Thursday, March 01, 2007

Even more of the Room

...For the Room was sterile and immobile, crippled by its own bizarre composite, half-real nature.

Before long, the total lack of feedback was corrupting the purity of its original hope. The Room, having never experienced the reassuring glow of propaganda, or the numbing sweetness of dope, was unable to sustain its rather fragile, if simple, expression. "If only it could speak, or write, or even think properly," I can imagine you would say if you cared. But you don't, and in any case it couldn't.

Without support, without structure and most importantly of all without love or the past experience of love, hope was doomed.

The Room almost sighed as its first expression withered, and half-died (as it could not really die, being an expression of a barely existing consciousness). But the Room had gathered some momentum now and could not be so easily stopped from expressing or connecting. The next happening was to be less predictable, less easily dismissed by those who had no insight beyond that granted to them by nature.

Five floors up, in another room (but not a Room), a person, possibly another poet (but not the Poet), had activated a music playback system. It spoke in words as well as mere noises. These words echoed into the Room with a strange ease, a disturbing doubling of their existence. Without the accompanying noise the words may have proved unfamiliar even to those who knew them, and the Room definitely knew them not.

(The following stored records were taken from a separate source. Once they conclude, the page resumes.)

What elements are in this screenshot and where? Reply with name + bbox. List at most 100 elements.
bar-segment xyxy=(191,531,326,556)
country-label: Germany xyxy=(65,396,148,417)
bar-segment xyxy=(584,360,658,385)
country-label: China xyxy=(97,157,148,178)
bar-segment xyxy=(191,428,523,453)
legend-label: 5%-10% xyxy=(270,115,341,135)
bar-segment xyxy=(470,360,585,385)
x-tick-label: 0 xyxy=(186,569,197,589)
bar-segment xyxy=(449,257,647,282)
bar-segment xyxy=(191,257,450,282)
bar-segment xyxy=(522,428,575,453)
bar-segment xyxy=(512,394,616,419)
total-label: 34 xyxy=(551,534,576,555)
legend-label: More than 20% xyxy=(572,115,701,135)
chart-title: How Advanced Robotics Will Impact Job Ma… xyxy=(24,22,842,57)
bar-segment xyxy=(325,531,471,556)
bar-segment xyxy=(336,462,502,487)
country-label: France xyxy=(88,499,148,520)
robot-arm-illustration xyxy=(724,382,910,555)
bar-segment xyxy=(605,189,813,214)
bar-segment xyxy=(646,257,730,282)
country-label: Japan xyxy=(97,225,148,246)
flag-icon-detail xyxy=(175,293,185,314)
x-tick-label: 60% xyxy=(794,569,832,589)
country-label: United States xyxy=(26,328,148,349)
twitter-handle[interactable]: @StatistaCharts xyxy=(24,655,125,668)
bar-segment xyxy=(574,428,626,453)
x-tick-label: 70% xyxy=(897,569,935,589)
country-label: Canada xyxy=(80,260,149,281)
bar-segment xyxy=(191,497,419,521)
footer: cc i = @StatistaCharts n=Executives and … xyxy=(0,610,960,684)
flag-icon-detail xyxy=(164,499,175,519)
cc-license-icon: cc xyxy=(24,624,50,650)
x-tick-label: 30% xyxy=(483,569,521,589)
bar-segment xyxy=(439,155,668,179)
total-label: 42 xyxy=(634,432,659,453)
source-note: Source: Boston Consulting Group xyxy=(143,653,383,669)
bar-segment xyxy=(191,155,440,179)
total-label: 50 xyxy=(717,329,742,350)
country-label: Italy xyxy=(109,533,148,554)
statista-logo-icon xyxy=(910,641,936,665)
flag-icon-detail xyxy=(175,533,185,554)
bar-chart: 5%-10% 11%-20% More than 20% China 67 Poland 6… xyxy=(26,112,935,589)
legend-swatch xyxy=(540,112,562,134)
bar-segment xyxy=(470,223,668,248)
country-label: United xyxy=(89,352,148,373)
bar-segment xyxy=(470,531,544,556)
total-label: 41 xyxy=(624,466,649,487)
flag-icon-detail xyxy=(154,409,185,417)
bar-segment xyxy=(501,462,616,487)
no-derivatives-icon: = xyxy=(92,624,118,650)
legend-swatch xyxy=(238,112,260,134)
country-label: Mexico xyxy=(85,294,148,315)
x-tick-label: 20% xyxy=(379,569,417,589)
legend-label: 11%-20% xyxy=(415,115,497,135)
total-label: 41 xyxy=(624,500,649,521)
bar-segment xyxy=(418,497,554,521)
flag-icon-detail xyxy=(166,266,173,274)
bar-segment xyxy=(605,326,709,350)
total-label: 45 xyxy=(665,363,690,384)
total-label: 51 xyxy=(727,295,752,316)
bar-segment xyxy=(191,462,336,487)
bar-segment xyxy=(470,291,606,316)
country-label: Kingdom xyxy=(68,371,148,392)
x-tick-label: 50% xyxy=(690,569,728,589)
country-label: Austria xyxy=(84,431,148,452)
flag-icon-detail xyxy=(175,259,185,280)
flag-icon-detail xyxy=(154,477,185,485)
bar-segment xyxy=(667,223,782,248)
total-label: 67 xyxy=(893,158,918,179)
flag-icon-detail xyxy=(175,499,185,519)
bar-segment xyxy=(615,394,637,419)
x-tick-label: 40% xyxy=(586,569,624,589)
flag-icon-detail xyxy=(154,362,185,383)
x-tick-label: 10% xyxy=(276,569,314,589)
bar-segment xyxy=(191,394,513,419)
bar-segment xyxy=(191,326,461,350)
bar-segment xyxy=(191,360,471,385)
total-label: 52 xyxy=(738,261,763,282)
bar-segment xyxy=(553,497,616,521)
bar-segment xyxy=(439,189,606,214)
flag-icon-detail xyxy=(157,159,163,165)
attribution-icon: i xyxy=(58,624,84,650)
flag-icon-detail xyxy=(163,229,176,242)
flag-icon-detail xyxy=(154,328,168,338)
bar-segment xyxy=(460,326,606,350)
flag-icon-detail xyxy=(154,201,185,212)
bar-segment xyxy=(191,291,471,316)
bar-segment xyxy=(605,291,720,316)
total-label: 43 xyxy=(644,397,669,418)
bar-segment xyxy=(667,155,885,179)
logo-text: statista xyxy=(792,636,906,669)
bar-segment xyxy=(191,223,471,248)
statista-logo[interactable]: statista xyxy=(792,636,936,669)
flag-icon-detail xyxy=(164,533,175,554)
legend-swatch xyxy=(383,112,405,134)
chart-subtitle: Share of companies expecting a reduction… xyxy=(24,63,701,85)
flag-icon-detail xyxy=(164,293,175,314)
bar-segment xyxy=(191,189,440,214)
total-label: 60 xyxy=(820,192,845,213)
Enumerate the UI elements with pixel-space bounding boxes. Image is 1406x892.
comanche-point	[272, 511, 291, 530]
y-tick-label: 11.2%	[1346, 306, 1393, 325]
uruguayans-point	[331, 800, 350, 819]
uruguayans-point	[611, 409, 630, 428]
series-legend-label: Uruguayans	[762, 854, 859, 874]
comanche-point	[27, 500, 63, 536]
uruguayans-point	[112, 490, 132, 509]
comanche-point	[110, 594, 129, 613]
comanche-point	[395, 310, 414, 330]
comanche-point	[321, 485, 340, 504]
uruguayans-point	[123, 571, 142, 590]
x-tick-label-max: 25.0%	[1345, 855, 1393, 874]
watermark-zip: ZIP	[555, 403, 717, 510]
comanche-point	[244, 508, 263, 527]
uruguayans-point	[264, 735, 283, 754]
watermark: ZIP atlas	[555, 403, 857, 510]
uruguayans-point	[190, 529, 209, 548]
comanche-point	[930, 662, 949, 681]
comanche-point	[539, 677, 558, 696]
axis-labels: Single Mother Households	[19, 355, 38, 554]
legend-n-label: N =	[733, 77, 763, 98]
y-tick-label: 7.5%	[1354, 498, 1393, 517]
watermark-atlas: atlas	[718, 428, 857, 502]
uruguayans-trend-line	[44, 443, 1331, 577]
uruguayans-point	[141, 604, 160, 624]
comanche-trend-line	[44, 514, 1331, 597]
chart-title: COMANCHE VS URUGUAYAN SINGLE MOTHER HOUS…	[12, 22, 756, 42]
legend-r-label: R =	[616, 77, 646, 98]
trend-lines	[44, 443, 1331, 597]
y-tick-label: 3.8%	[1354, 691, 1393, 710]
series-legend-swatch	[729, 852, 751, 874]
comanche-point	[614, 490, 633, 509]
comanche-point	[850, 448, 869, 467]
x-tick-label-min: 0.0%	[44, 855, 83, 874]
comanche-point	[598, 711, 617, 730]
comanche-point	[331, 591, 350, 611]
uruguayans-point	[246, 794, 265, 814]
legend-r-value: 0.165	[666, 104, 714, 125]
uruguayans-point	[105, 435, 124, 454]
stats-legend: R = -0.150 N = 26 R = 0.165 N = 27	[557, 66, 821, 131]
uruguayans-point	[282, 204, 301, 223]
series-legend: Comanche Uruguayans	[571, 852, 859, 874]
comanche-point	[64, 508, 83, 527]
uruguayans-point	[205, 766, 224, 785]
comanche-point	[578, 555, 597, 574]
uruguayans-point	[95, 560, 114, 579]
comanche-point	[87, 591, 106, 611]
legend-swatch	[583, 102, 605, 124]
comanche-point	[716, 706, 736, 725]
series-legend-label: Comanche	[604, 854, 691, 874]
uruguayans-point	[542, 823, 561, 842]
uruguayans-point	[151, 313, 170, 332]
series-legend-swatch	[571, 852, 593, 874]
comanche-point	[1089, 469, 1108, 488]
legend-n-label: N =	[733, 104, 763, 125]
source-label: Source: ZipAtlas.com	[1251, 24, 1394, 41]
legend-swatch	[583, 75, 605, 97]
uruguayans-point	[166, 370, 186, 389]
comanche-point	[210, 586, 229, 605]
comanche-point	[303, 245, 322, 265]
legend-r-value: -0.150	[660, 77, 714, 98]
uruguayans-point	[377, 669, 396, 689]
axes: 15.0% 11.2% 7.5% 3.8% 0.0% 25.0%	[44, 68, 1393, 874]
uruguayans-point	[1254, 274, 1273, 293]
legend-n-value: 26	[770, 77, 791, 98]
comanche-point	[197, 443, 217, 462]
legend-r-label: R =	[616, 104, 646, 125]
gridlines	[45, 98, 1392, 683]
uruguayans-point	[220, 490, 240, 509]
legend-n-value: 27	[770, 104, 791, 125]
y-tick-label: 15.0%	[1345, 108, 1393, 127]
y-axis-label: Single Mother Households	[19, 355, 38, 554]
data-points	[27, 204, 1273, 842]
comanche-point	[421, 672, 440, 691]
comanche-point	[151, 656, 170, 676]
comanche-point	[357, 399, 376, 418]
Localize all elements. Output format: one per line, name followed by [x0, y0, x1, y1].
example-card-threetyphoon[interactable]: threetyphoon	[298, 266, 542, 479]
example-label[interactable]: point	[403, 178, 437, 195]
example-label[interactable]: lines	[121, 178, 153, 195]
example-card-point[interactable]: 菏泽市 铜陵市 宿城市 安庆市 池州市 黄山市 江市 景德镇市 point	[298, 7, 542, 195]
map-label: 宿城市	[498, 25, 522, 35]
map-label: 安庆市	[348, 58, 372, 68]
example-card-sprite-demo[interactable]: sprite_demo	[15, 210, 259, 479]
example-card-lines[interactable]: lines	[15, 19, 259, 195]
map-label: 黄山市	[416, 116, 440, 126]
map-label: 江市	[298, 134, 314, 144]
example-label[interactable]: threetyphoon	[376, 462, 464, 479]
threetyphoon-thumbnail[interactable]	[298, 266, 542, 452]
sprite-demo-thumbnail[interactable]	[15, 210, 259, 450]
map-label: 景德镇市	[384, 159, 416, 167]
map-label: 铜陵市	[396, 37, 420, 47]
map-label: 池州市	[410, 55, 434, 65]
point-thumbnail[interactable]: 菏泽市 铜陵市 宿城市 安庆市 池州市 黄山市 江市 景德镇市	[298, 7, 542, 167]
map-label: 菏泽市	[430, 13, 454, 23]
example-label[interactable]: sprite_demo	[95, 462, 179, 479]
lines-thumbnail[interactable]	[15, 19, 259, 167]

But the Room perceived them. It did not understand them, not least their subtleties and hidden messages, nor yet their context, but the words spoke unto the Room and lo, they did say:

"Heaven, a gateway, a hope"

This chimed with the faded hopes of sometime ago. But the Room lacked memory and so the chiming was a rather uncomfortable side-effect of this perception, being nonetheless the third manifestation of consciousness. Maybe the room's hope had been its own unformed and unreal subconscious overhearing (or overperceiving?) the words before they actually registered. I'm sure you know the feeling well.

Imagine you are watching a movie in your own tongue, but sub-titled with a language bored into you at school. Your eyes see the titles and you feel you can form the words before you hear the original sound, thus thinking yourself very clever. In reality, this is an illusion (unless you actually paid attention in school). You do not really understand the words but the confusing proximity makes it appear more plausible.

In any case, the Room had not experienced this feeling. The Room had simply heard, broadly and simply. "How did it hear?" I don't hear you ask. The answer is and was obvious.